Vacuum polarization corrections to hyperfine structure in many-electron atoms

TL;DR

This paper investigates vacuum polarization effects on hyperfine structure in many-electron atoms, emphasizing the importance of many-body effects for accurate corrections in precision atomic physics tests.

Contribution

It provides a detailed relativistic analysis of vacuum polarization corrections, including core relaxation and polarization effects, for alkali-metal and alkaline earth ions.

Findings

Vacuum polarization corrections are similar to hydrogenlike ions for s states.

Many-body effects significantly influence the correction's sign and magnitude.

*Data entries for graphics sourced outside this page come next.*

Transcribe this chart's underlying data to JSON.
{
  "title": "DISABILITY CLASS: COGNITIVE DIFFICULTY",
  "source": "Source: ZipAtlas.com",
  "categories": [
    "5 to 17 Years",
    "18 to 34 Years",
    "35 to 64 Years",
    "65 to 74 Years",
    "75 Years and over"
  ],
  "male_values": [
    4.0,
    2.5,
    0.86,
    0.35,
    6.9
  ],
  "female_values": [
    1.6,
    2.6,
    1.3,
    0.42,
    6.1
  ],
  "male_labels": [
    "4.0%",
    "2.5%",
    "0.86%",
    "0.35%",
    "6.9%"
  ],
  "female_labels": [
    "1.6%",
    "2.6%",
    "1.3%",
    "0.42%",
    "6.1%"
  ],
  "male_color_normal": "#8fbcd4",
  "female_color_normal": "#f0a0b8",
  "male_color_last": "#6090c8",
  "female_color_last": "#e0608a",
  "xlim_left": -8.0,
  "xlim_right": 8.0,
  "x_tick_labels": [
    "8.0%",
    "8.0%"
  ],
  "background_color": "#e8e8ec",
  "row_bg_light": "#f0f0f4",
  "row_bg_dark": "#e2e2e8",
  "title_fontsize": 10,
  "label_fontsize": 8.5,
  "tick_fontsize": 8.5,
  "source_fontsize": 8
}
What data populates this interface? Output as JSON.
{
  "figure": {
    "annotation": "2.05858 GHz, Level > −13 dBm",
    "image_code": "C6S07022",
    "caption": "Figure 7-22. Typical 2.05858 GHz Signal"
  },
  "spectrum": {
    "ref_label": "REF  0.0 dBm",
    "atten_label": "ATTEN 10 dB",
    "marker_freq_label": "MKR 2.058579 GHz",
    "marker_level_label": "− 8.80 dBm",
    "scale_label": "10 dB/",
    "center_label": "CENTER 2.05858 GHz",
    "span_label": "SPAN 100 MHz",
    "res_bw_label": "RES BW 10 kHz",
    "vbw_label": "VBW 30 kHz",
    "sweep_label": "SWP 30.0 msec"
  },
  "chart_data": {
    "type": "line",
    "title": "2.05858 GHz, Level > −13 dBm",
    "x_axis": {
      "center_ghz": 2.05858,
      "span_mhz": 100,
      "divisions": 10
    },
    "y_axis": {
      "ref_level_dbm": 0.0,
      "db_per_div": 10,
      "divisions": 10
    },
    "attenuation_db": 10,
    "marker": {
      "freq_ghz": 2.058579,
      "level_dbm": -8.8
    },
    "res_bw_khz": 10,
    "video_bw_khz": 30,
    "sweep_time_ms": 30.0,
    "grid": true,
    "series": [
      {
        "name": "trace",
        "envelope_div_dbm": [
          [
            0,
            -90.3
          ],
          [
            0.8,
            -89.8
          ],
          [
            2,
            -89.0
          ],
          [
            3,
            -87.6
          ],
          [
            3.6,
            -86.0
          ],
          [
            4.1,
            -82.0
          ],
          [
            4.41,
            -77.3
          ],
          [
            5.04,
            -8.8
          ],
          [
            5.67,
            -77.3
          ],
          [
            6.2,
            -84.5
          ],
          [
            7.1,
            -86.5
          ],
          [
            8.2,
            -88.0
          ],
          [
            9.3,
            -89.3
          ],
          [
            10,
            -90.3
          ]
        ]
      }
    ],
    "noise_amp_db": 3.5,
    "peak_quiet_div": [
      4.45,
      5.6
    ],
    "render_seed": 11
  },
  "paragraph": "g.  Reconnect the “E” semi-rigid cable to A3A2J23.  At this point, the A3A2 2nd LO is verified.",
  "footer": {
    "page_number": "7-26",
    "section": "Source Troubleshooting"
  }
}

Core polarization must be considered for accurate hyperfine structure calculations.

Abstract

We perform a theoretical study of vacuum polarization corrections to the hyperfine structure in many-electron atoms. Calculations are performed for systems of interest for precision atomic tests of fundamental physics belonging to the alkali-metal atoms and singly-ionized alkaline earths. The vacuum polarization is considered in the Uehling approximation, and we study the many-body effects core relaxation, core polarization, and valence-core correlations in the relativistic framework. We find that for s states, the relative vacuum polarization correction may be well-approximated by that for hydrogenlike ions, though for all other states account of many-body effects -- in particular, the polarization of the core -- is needed to obtain the correct sign and magnitude of the correction.